Présidé par le président ouzbek Shavkat Mirziyoyev, le sommet réunira les dirigeants du Kazakhstan, du Kirghizistan, du Tadjikistan, du Turkménistan ainsi que les hauts représentants de l’UE, Antonio Costa et Ursula von der Leyen. Cette rencontre historique vise à intensifier la coopération, en particulier économique, entre les deux régions.

Un partenariat ouzbéko-européen bien ancré

Depuis l’indépendance de l’Ouzbékistan, la relation avec l’UE s’est structurée progressivement. Dès 1992, un protocole d’accord a été signé avec la Commission européenne, et des relations diplomatiques formelles ont été établies en 1994. L’ambassade ouzbèke à Bruxelles représente également le pays auprès de l’UE depuis 1995. En 1996, l’Accord de partenariat et de coopération (APC) a été signé, puis est entré en vigueur en 1999.

Avec les réformes engagées par Shavkat Mirziyoyev à partir de 2017, la coopération s’est intensifiée. L’UE a alors qualifié l’Ouzbékistan de « partenaire stratégique », et les deux parties ont élargi le cadre juridique de leurs relations. L’un des tournants majeurs a été l’octroi, en 2021, du statut de bénéficiaire du SPG+ (Système de préférences généralisées), puis la signature en 2022 d’un accord de partenariat renforcé.
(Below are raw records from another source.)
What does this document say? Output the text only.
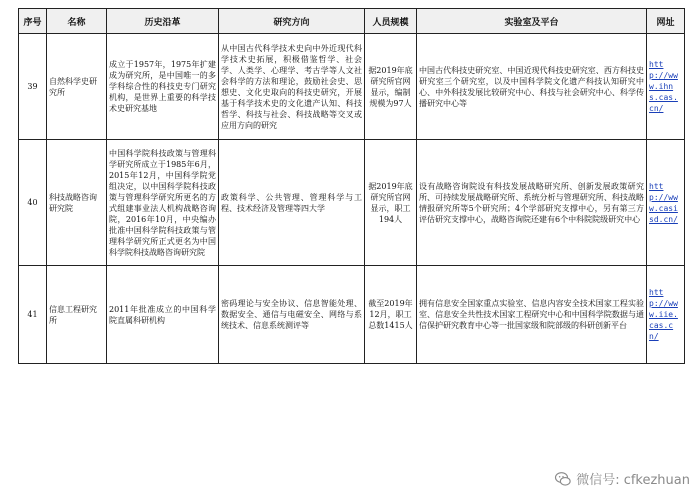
序号	名称	历史沿革	研究方向	人员规模	实验室及平台	网址
39	自然科学史研究所	成立于1957年，1975年扩建成为研究所，是中国唯一的多学科综合性的科技史专门研究机构，是世界上重要的科学技术史研究基地	从中国古代科学技术史向中外近现代科学技术史拓展，积极借鉴哲学、社会学、人类学、心理学、考古学等人文社会科学的方法和理论，鼓励社会史、思想史、文化史取向的科技史研究，开展基于科学技术史的文化遗产认知、科技哲学、科技与社会、科技战略等交叉或应用方向的研究	据2019年底研究所官网显示，编制规模为97人	中国古代科技史研究室、中国近现代科技史研究室、西方科技史研究室三个研究室，以及中国科学院文化遗产科技认知研究中心、中外科技发展比较研究中心、科技与社会研究中心、科学传播研究中心等	http://www.ihns.cas.cn/
40	科技战略咨询研究院	中国科学院科技政策与管理科学研究所成立于1985年6月，2015年12月，中国科学院党组决定，以中国科学院科技政策与管理科学研究所更名的方式组建事业法人机构战略咨询院，2016年10月，中央编办批准中国科学院科技政策与管理科学研究所正式更名为中国科学院科技战略咨询研究院	政策科学、公共管理、管理科学与工程、技术经济及管理等四大学	据2019年底研究所官网显示，职工194人	设有战略咨询院设有科技发展战略研究所、创新发展政策研究所、可持续发展战略研究所、系统分析与管理研究所、科技战略情报研究所等5个研究所；4个学部研究支撑中心，另有第三方评估研究支撑中心，战略咨询院还建有6个中科院院级研究中心	http://www.casisd.cn/
41	信息工程研究所	2011年批准成立的中国科学院直属科研机构	密码理论与安全协议、信息智能处理、数据安全、通信与电磁安全、网络与系统技术、信息系统测评等	截至2019年12月，职工总数1415人	拥有信息安全国家重点实验室、信息内容安全技术国家工程实验室、信息安全共性技术国家工程研究中心和中国科学院数据与通信保护研究教育中心等一批国家级和院部级的科研创新平台	http://www.iie.cas.cn/
微信号: cfkezhuan
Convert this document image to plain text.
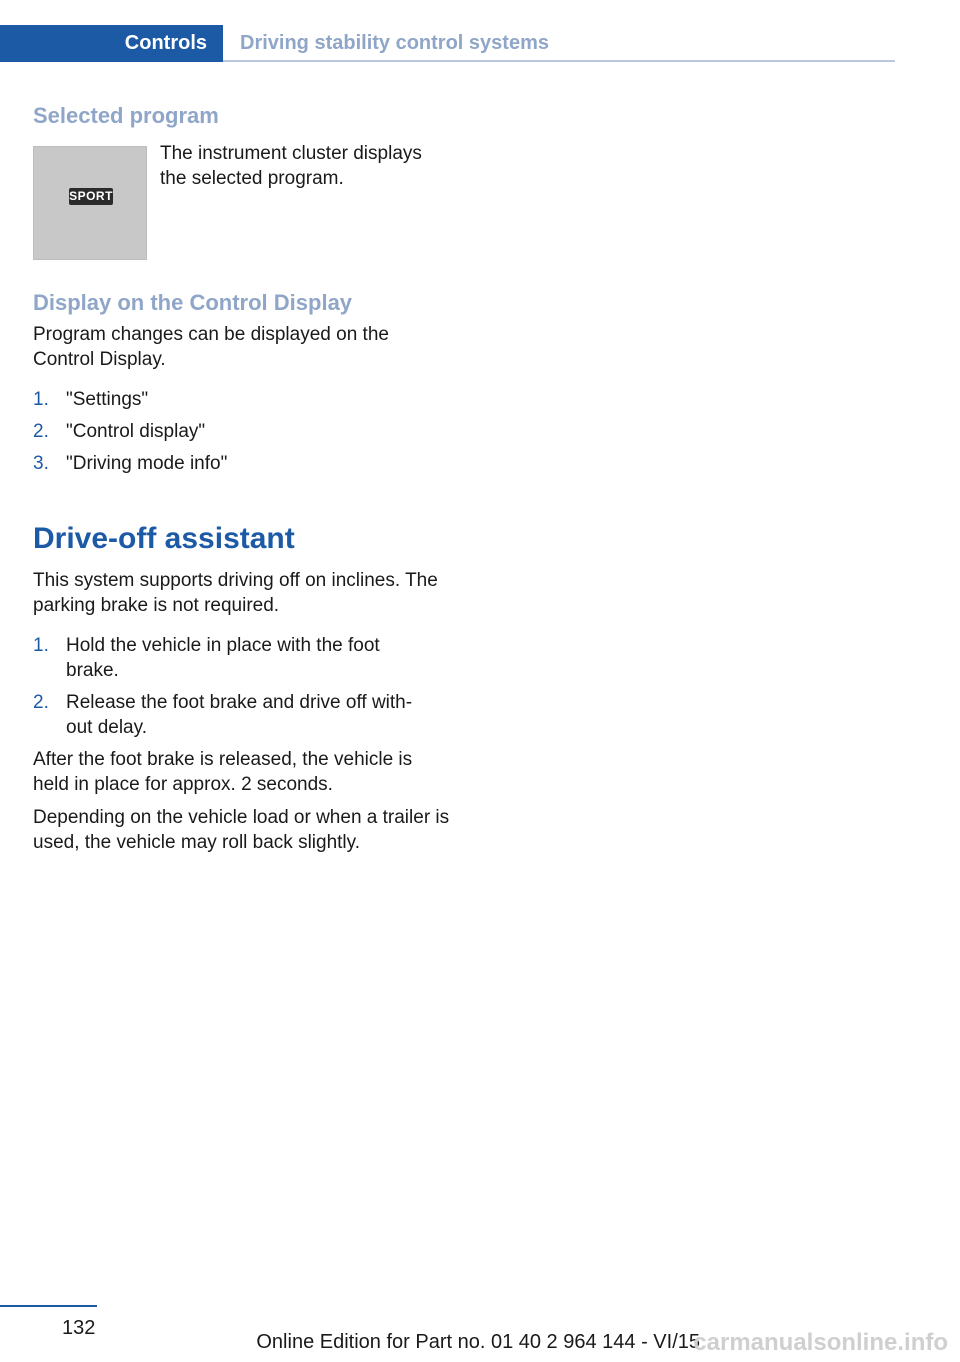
Controls Driving stability control systems
Selected program
SPORT
The instrument cluster displays the selected program.
Display on the Control Display
Program changes can be displayed on the Control Display.
1. "Settings"
2. "Control display"
3. "Driving mode info"
Drive-off assistant
This system supports driving off on inclines. The parking brake is not required.
1. Hold the vehicle in place with the foot brake.
2. Release the foot brake and drive off without delay.
After the foot brake is released, the vehicle is held in place for approx. 2 seconds.
Depending on the vehicle load or when a trailer is used, the vehicle may roll back slightly.
132
Online Edition for Part no. 01 40 2 964 144 - VI/15
carmanualsonline.info
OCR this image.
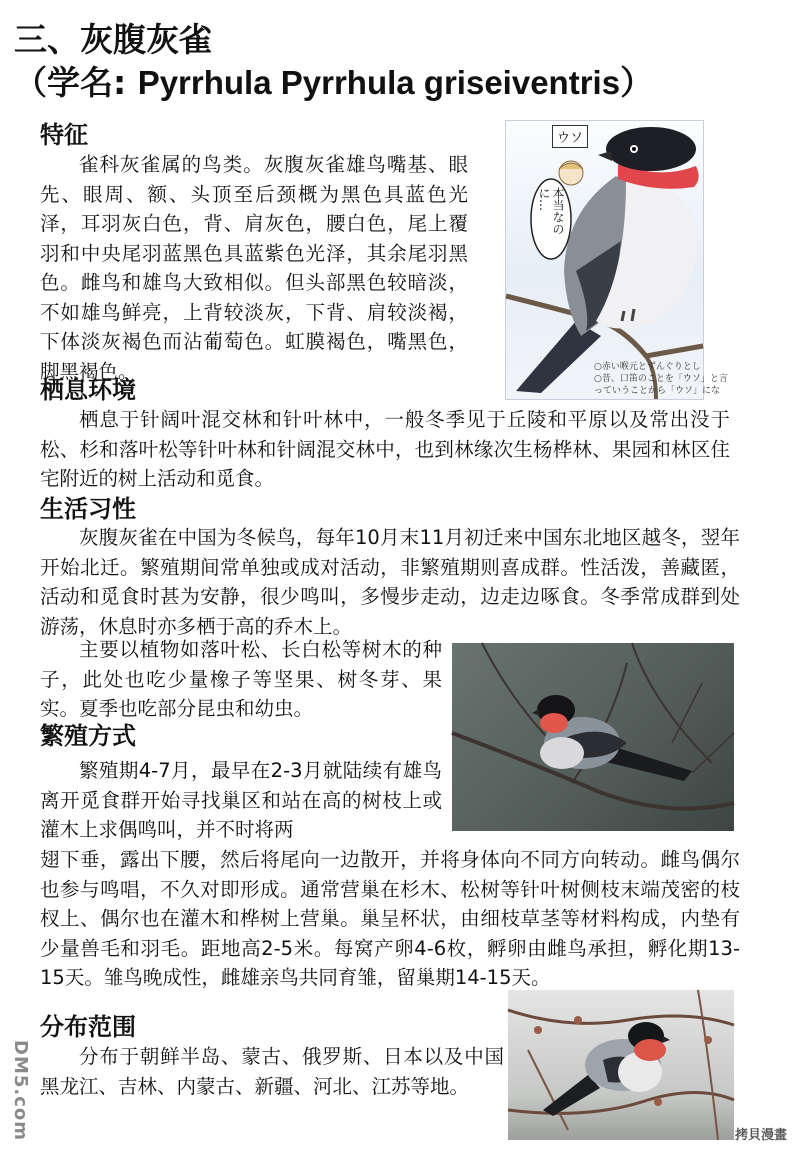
三、灰腹灰雀
（学名: Pyrrhula Pyrrhula griseiventris）
特征

雀科灰雀属的鸟类。灰腹灰雀雄鸟嘴基、眼先、眼周、额、头顶至后颈概为黑色具蓝色光泽，耳羽灰白色，背、肩灰色，腰白色，尾上覆羽和中央尾羽蓝黑色具蓝紫色光泽，其余尾羽黑色。雌鸟和雄鸟大致相似。但头部黑色较暗淡，不如雄鸟鲜亮，上背较淡灰，下背、肩较淡褐，下体淡灰褐色而沾葡萄色。虹膜褐色，嘴黑色，脚黑褐色。

ウソ
本当なのに…
○赤い喉元とずんぐりとし
○昔、口笛のことを「ウソ」と言
っていうことから「ウソ」にな
栖息环境

栖息于针阔叶混交林和针叶林中，一般冬季见于丘陵和平原以及常出没于松、杉和落叶松等针叶林和针阔混交林中，也到林缘次生杨桦林、果园和林区住宅附近的树上活动和觅食。

生活习性

灰腹灰雀在中国为冬候鸟，每年10月末11月初迁来中国东北地区越冬，翌年开始北迁。繁殖期间常单独或成对活动，非繁殖期则喜成群。性活泼，善藏匿，活动和觅食时甚为安静，很少鸣叫，多慢步走动，边走边啄食。冬季常成群到处游荡，休息时亦多栖于高的乔木上。

主要以植物如落叶松、长白松等树木的种子，此处也吃少量橡子等坚果、树冬芽、果实。夏季也吃部分昆虫和幼虫。

繁殖方式

繁殖期4-7月，最早在2-3月就陆续有雄鸟离开觅食群开始寻找巢区和站在高的树枝上或灌木上求偶鸣叫，并不时将两

翅下垂，露出下腰，然后将尾向一边散开，并将身体向不同方向转动。雌鸟偶尔也参与鸣唱，不久对即形成。通常营巢在杉木、松树等针叶树侧枝末端茂密的枝杈上、偶尔也在灌木和桦树上营巢。巢呈杯状，由细枝草茎等材料构成，内垫有少量兽毛和羽毛。距地高2-5米。每窝产卵4-6枚，孵卵由雌鸟承担，孵化期13-15天。雏鸟晚成性，雌雄亲鸟共同育雏，留巢期14-15天。

分布范围

分布于朝鲜半岛、蒙古、俄罗斯、日本以及中国黑龙江、吉林、内蒙古、新疆、河北、江苏等地。

DM5.com	拷貝漫畫
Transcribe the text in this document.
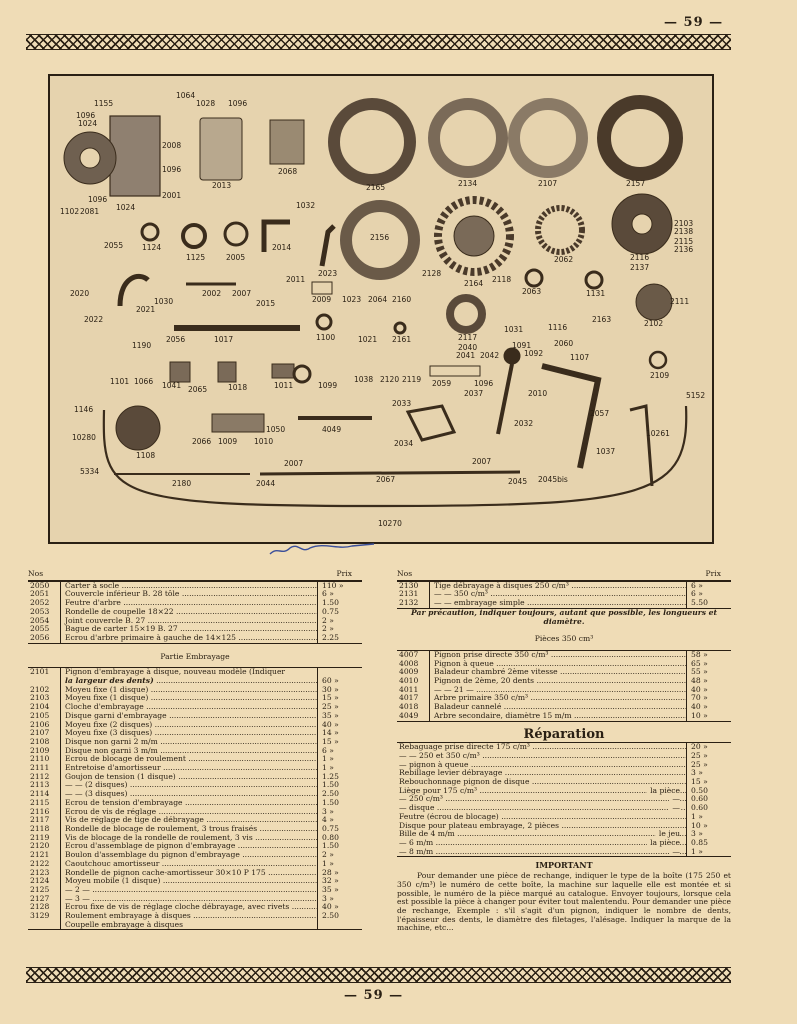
— 59 —
1064
1155	1028 1096
1096
1024
2008
1096
1096	2001
1102 2081 1024
2013
2068
2165	2134	2107	2157
1032
2055	1124
1125	2005
2014
2156
2062
2103
2138
2115
2136
2116
2137
2011
2023	2128
2164 2118
2020
1030
2002 2007
2015	2009 1023 2064 2160
2063	1131
2111
2021
2022
1031	1116
2163	2102
1190
2056	1017	1100	1021 2161	2117
2040
2041 2042
1091
1092
2060
1107
2109
1101 1066 1041 2065	1018	1011	1099
1038 2120 2119 2059	1096
2037	2010	5152
1146
2033
2057
10280	2066 1009
1050
1010
4049
2034
2032
10261
1108	1037
5334
2007	2007
2180	2044	2067	2045 2045bis
10270
Nos	Prix
2050	Carter à socle .....	110 »
2051	Couvercle inférieur B. 28 tôle .....	6 »
2052	Feutre d'arbre .....	1.50
2053	Rondelle de coupelle 18×22 .....	0.75
2054	Joint couvercle B. 27 .....	2 »
2055	Bague de carter 15×19 B. 27 .....	2 »
2056	Ecrou d'arbre primaire à gauche de 14×125 .....	2.25
Partie Embrayage
2101	Pignon d'embrayage à disque, nouveau modèle (Indiquer
la largeur des dents) .....	60 »
2102	Moyeu fixe (1 disque) .....	30 »
2103	Moyeu fixe (1 disque) .....	15 »
2104	Cloche d'embrayage .....	25 »
2105	Disque garni d'embrayage .....	35 »
2106	Moyeu fixe (2 disques) .....	40 »
2107	Moyeu fixe (3 disques) .....	14 »
2108	Disque non garni 2 m/m .....	15 »
2109	Disque non garni 3 m/m .....	6 »
2110	Ecrou de blocage de roulement .....	1 »
2111	Entretoise d'amortisseur .....	1 »
2112	Goujon de tension (1 disque) .....	1.25
2113	— — (2 disques) .....	1.50
2114	— — (3 disques) .....	2.50
2115	Ecrou de tension d'embrayage .....	1.50
2116	Ecrou de vis de réglage .....	3 »
2117	Vis de réglage de tige de débrayage .....	4 »
2118	Rondelle de blocage de roulement, 3 trous fraisés .....	0.75
2119	Vis de blocage de la rondelle de roulement, 3 vis .....	0.80
2120	Ecrou d'assemblage de pignon d'embrayage .....	1.50
2121	Boulon d'assemblage du pignon d'embrayage .....	2 »
2122	Caoutchouc amortisseur .....	1 »
2123	Rondelle de pignon cache-amortisseur 30×10 P 175 .....	28 »
2124	Moyeu mobile (1 disque) .....	32 »
2125	— 2 — .....	35 »
2127	— 3 — .....	3 »
2128	Ecrou fixe de vis de réglage cloche débrayage, avec rivets .....	40 »
3129	Roulement embrayage à disques .....	2.50
Coupelle embrayage à disques
Nos	Prix
2130	Tige débrayage à disques 250 c/m³ .....	6 »
2131	— — 350 c/m³ .....	6 »
2132	— — embrayage simple .....	5.50
Par précaution, indiquer toujours, autant que possible, les longueurs et diamètre.
Pièces 350 cm³
4007	Pignon prise directe 350 c/m³ .....	58 »
4008	Pignon à queue .....	65 »
4009	Baladeur chambré 2ème vitesse .....	55 »
4010	Pignon de 2ème, 20 dents .....	48 »
4011	— — 21 — .....	40 »
4017	Arbre primaire 350 c/m³ .....	70 »
4018	Baladeur cannelé .....	40 »
4049	Arbre secondaire, diamètre 15 m/m .....	10 »
Réparation
Rebaguage prise directe 175 c/m³ .....	20 »
— — 250 et 350 c/m³ .....	25 »
— pignon à queue .....	25 »
Rebillage levier débrayage .....	3 »
Rebouchonnage pignon de disque .....	15 »
Liège pour 175 c/m³ .....	la pièce	0.50
— 250 c/m³ .....	—	0.60
— disque .....	—	0.60
Feutre (écrou de blocage) .....	1 »
Disque pour plateau embrayage, 2 pièces .....	10 »
Bille de 4 m/m .....	le jeu	3 »
— 6 m/m .....	la pièce	0.85
— 8 m/m .....	—	1 »
IMPORTANT
Pour demander une pièce de rechange, indiquer le type de la boîte (175 250 et 350 c/m³) le numéro de cette boîte, la machine sur laquelle elle est montée et si possible, le numéro de la pièce marqué au catalogue. Envoyer toujours, lorsque cela est possible la pièce à changer pour éviter tout malentendu. Pour demander une pièce de rechange, Exemple : s'il s'agit d'un pignon, indiquer le nombre de dents, l'épaisseur des dents, le diamètre des filetages, l'alésage. Indiquer la marque de la machine, etc...
— 59 —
Une dynamique commerciale en forte croissance

Entre 2017 et 2024, le commerce bilatéral Ouzbékistan–UE a plus que doublé, atteignant 6,4 milliards de dollars. Les exportations ouzbèkes vers l’UE ont été multipliées par 3,6, atteignant 1,7 milliard de dollars, et les importations ont progressé de 2,2 fois pour atteindre 4,7 milliards. En 2024, l’UE représentait 9,7 % du commerce extérieur ouzbek, devenant son 3e partenaire commercial après la Chine et la Russie.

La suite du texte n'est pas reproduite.